In late 1943, at age 15, she and Inada were ordered by Hideki Tojo to be sent to China and skate for injured soldiers. They spent two months there, during which they hid together from gunfire. They were treated well by the soldiers and given treats such as yōkan and zōni that were not available in Japan at the time.

After she returned, during the firebombing of Japan, she continued training after enclosing her rink in blackout curtains. Colorful costumes were also banned during the war, and she and the other skaters were only allowed to wear white dresses, with no short skirts. Her rink closed in mid-1943 due to a lack of electricity and being forced to give its freezers to the government. Yamashita did not skate for two years, and she was mobilized to a munitions factory to fill cartridges with gunpowder.

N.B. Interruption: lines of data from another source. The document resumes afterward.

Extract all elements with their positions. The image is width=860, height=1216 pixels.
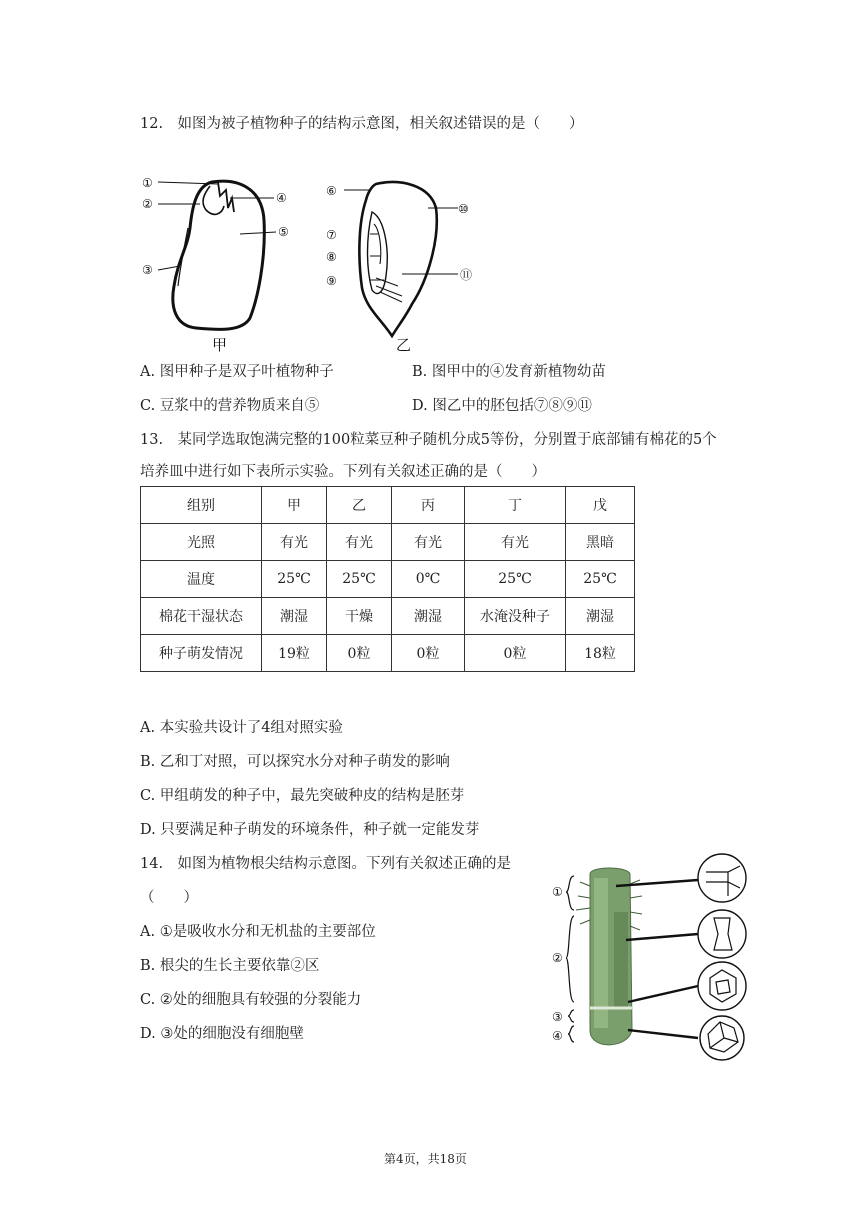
table-cell: 水淹没种子 <box>465 598 566 635</box>
label-9: ⑨ <box>326 274 337 288</box>
label-yi: 乙 <box>396 336 412 354</box>
table-row <box>141 524 635 561</box>
seed-jia-diagram <box>173 181 264 329</box>
seed-structure-figure <box>140 168 500 358</box>
table-cell: 有光 <box>465 524 566 561</box>
table-cell: 25℃ <box>327 561 392 598</box>
q13-option-a: A. 本实验共设计了4组对照实验 <box>140 720 343 736</box>
table-cell: 戊 <box>566 487 635 524</box>
table-cell: 丙 <box>392 487 465 524</box>
table-cell: 丁 <box>465 487 566 524</box>
q12-stem: 12. 如图为被子植物种子的结构示意图，相关叙述错误的是（ ） <box>140 116 584 132</box>
root-label-1: ① <box>552 885 563 899</box>
table-cell: 18粒 <box>566 635 635 672</box>
q12-option-a: A. 图甲种子是双子叶植物种子 <box>140 364 334 380</box>
label-jia: 甲 <box>212 336 228 354</box>
table-cell: 25℃ <box>262 561 327 598</box>
label-3: ③ <box>142 263 153 277</box>
q14-option-a: A. ①是吸收水分和无机盐的主要部位 <box>140 924 376 940</box>
q13-option-b: B. 乙和丁对照，可以探究水分对种子萌发的影响 <box>140 754 450 770</box>
table-row <box>141 561 635 598</box>
label-5: ⑤ <box>278 225 289 239</box>
q12-option-d: D. 图乙中的胚包括⑦⑧⑨⑪ <box>412 398 592 414</box>
table-cell: 0粒 <box>392 635 465 672</box>
table-cell: 干燥 <box>327 598 392 635</box>
table-cell: 甲 <box>262 487 327 524</box>
table-cell: 温度 <box>141 561 262 598</box>
table-cell: 0粒 <box>465 635 566 672</box>
table-cell: 潮湿 <box>392 598 465 635</box>
table-cell: 19粒 <box>262 635 327 672</box>
seed-yi-diagram <box>359 182 436 336</box>
table-cell: 有光 <box>262 524 327 561</box>
q13-stem-line2: 培养皿中进行如下表所示实验。下列有关叙述正确的是（ ） <box>140 464 546 480</box>
root-tip-figure <box>550 852 760 1062</box>
table-cell: 黑暗 <box>566 524 635 561</box>
table-cell: 棉花干湿状态 <box>141 598 262 635</box>
label-2: ② <box>142 197 153 211</box>
table-cell: 潮湿 <box>262 598 327 635</box>
table-cell: 光照 <box>141 524 262 561</box>
label-8: ⑧ <box>326 250 337 264</box>
table-row <box>141 487 635 524</box>
label-11: ⑪ <box>460 268 473 282</box>
page-footer: 第4页，共18页 <box>384 1152 467 1166</box>
root-label-3: ③ <box>552 1010 563 1024</box>
table-cell: 0粒 <box>327 635 392 672</box>
table-cell: 乙 <box>327 487 392 524</box>
q13-option-c: C. 甲组萌发的种子中，最先突破种皮的结构是胚芽 <box>140 788 465 804</box>
q14-option-c: C. ②处的细胞具有较强的分裂能力 <box>140 992 362 1008</box>
q14-option-b: B. 根尖的生长主要依靠②区 <box>140 958 320 974</box>
q12-option-b: B. 图甲中的④发育新植物幼苗 <box>412 364 606 380</box>
label-10: ⑩ <box>458 202 469 216</box>
table-cell: 组别 <box>141 487 262 524</box>
label-4: ④ <box>276 191 287 205</box>
table-row <box>141 635 635 672</box>
root-label-2: ② <box>552 951 563 965</box>
experiment-table <box>140 486 635 672</box>
q14-stem-line1: 14. 如图为植物根尖结构示意图。下列有关叙述正确的是 <box>140 856 512 872</box>
table-cell: 有光 <box>327 524 392 561</box>
table-cell: 25℃ <box>465 561 566 598</box>
table-row <box>141 598 635 635</box>
q12-option-c: C. 豆浆中的营养物质来自⑤ <box>140 398 320 414</box>
table-cell: 25℃ <box>566 561 635 598</box>
q13-stem-line1: 13. 某同学选取饱满完整的100粒菜豆种子随机分成5等份，分别置于底部铺有棉花的5个 <box>140 432 717 448</box>
label-1: ① <box>142 176 153 190</box>
root-label-4: ④ <box>552 1029 563 1043</box>
q13-option-d: D. 只要满足种子萌发的环境条件，种子就一定能发芽 <box>140 822 480 838</box>
table-cell: 种子萌发情况 <box>141 635 262 672</box>
label-6: ⑥ <box>326 184 337 198</box>
table-cell: 0℃ <box>392 561 465 598</box>
q14-stem-line2: （ ） <box>140 890 198 906</box>
q14-option-d: D. ③处的细胞没有细胞壁 <box>140 1026 304 1042</box>
table-cell: 潮湿 <box>566 598 635 635</box>
table-cell: 有光 <box>392 524 465 561</box>
label-7: ⑦ <box>326 228 337 242</box>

The Japanese championships resumed in 1946. Yamashita finished second that year as well as the next. After giving birth in 1948, she contemplated retiring, but she decided that she did not want to quit without winning the Japanese championships.

She won the Japanese championships in 1953 and 1954.

She finished her competitive career at the end of 1955 and became a coach. One of her students was her daughter, Kazumi Onishi. Her students also included skaters such as Nobuo Satō, Kumiko Sato, Midori Ito, Mao Asada, and Rika Kihira. She coached until her late 80s and retired in 2015 after falling on a step at the rink and breaking her neck, although she regained her ability to walk.